Dried Up Toothpaste, In Bed - 111398A


This was another one of those massively wide-lipped platters. Because that rim is actually hollow, it is one of the lighter platters I made. Probably only 15" in diameter, it is a good five pounds lighter than a platter of a "normal" rim.

The inside of this platter was originally supposed to be bright fire-engine red...and crunchy! I think in my hurry to get things ready for this firing, I cut back on my thoroughness in the glaze lab, and didn't mix this glaze as thoroughly as was needed. My guess is that the lead frit in this glaze simple settled in the slurry.
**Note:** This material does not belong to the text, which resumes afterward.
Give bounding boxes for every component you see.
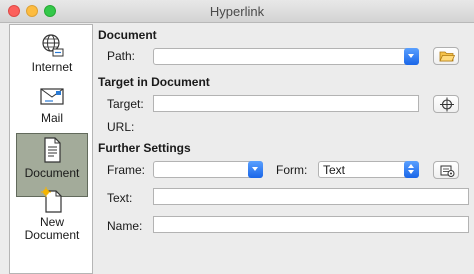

In the end, it is certainly not what I expected, but it also has intriguing aspects. And it does really resemble dried up toothpaste, in bed.






Friday, October 12, 2012

Certain Dessication - 101198A

Certain Dessication - 101198A
16" diameter, fired for three days and cooled for five days. Thick titanium and iron crystals over a fluid cryolite and feldspar base, colored with copper oxide.  Price available on request.





Thursday, October 11, 2012

Vulcan's Christmas Wrapping Paper -101298A

Vulcan's Christmas Wrapping Paper -101298A

Imagine my excitement pulling this platter out of the kiln. The gnarled surface was crinkled and raw. It begged to have fingers run across the textured surface.
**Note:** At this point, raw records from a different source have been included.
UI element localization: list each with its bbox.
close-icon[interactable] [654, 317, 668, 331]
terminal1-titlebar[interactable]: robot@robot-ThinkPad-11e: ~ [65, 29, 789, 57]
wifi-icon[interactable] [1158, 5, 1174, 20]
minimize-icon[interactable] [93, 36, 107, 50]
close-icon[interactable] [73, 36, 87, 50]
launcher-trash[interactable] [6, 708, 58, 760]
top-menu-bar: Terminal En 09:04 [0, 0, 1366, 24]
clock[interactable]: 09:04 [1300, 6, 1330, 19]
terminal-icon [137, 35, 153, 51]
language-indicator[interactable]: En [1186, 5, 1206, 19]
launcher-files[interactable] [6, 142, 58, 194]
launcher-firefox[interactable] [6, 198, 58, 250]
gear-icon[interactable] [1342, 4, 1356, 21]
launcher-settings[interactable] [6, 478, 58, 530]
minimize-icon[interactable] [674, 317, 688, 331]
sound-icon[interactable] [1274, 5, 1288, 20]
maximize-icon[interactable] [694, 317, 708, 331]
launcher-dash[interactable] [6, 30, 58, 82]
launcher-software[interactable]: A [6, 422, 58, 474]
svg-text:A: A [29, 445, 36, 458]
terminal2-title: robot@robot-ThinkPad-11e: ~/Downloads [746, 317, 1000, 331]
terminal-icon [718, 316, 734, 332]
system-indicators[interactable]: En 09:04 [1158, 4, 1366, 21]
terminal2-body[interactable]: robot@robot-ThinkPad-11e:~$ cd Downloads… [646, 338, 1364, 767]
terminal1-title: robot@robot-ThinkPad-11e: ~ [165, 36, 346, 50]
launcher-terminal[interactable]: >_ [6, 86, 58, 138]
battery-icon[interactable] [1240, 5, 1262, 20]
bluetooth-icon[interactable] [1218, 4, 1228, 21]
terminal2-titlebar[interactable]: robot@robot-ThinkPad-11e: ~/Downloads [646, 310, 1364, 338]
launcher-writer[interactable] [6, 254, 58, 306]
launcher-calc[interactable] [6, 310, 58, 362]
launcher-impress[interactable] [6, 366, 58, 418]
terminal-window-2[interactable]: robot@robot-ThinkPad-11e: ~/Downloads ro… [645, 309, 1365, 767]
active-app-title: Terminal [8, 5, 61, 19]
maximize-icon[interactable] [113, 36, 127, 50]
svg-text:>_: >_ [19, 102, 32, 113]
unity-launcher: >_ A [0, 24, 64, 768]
So, one of my peers did just that.

Broke right through the paper thin blistered skin of the glaze. Shattered the tiny bubble of crustiness that separated the outside world from that jewel-like interior.

As we worked our way through our week's critique that night, I kept chipping away at some of the more offending (obvious) bubbles. I knew full well that most of them wouldn't make it through the week without being popped. Almost like leaving bubble-wrap laying on the floor... someone HAS to pop those bubbles.

Leaving those edges raw served as a deterrent though. Everyone knew how incredibly sharp that glaze edge was.... like a ginsu scalpel! In the end, we are left with a tiny view inside the underside of this glaze. I think if I had made more of this style, I would have taken the time to sandblast off areas, just to expose this amazing interior.